From our modern-day vantage point of $75 million athletic department budgets, these figures from the past seem quaint. And thats true even after multiplying them by about 21½ to account for inflation. Yes, back then, a nickel had more buying power than the present-day dollar, but that $29,000 athletics budget still translates to only about $625,000 today.
The Stars report also includes these nuggets:
Football gate receipts fluctuated wildly, with games against less-prestigious opponents sometimes generating only a few hundred dollars. (Home sellout streak presumably was not yet part of the lexicon.)
How big was that Kansas game? The $9,714 in gate receipts equaled a third of the entire athletics budget.
Basketball came close to breaking even (and today it is the only profitable program besides football).
Track ran up the biggest deficit ($719) and was the only sport other than football to top $2,000 in expenses.
The total outlay for coaching was $1,900. In todays dollars, thats about $41,000.
Spending on capital improvements was $523 ($11,250 in current dollars).

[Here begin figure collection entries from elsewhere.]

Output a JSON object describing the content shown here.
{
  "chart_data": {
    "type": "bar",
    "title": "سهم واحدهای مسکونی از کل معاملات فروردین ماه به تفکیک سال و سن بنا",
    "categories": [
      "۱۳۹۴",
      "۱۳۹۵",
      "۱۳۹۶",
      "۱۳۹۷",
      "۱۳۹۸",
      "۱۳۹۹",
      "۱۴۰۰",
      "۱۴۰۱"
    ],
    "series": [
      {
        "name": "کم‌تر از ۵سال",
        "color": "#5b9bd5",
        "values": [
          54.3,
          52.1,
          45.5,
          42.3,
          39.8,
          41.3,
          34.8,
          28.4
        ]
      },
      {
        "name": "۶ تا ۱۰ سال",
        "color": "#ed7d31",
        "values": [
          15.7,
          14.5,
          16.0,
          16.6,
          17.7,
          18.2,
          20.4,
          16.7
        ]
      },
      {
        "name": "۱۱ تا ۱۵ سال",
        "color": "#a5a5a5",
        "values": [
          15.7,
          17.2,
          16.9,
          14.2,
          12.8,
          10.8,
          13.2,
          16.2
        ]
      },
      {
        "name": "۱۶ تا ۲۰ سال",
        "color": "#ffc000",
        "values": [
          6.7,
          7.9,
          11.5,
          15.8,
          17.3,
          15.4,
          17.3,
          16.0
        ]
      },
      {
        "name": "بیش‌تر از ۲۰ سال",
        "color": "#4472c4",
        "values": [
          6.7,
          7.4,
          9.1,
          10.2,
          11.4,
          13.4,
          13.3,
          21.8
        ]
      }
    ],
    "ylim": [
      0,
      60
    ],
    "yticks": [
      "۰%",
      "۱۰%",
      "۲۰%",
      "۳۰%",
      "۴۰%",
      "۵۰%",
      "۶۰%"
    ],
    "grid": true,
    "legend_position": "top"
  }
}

The article came out during the 1915 football season, when Hall of Famer Guy Chamberlin was leading the Huskers to a perfect record. The last paragraph breaks away from financial matters and discusses coach Jumbo Stiehms plans to rest his starters in the upcoming game against Nebraska Wesleyan.
— J. Hudson, March 8, 2010
NOTE: Like all U.S. newspaper content published before 1923, the Stars article is in the public domain. The PDF was produced by running OCR software on a microfilm image of the original article. Any suspicious-looking numbers or letters were checked, but a few of the figures for cents were unclear and may be incorrect ($22.59 vs. $22.50, for example). The PDF document uses computer fonts and thus has none of the blots, crease marks, smudges, etc., of the original. The actual article looks like the thumbnail image at upper left, and it appears in one unbroken column rather than two legs of text.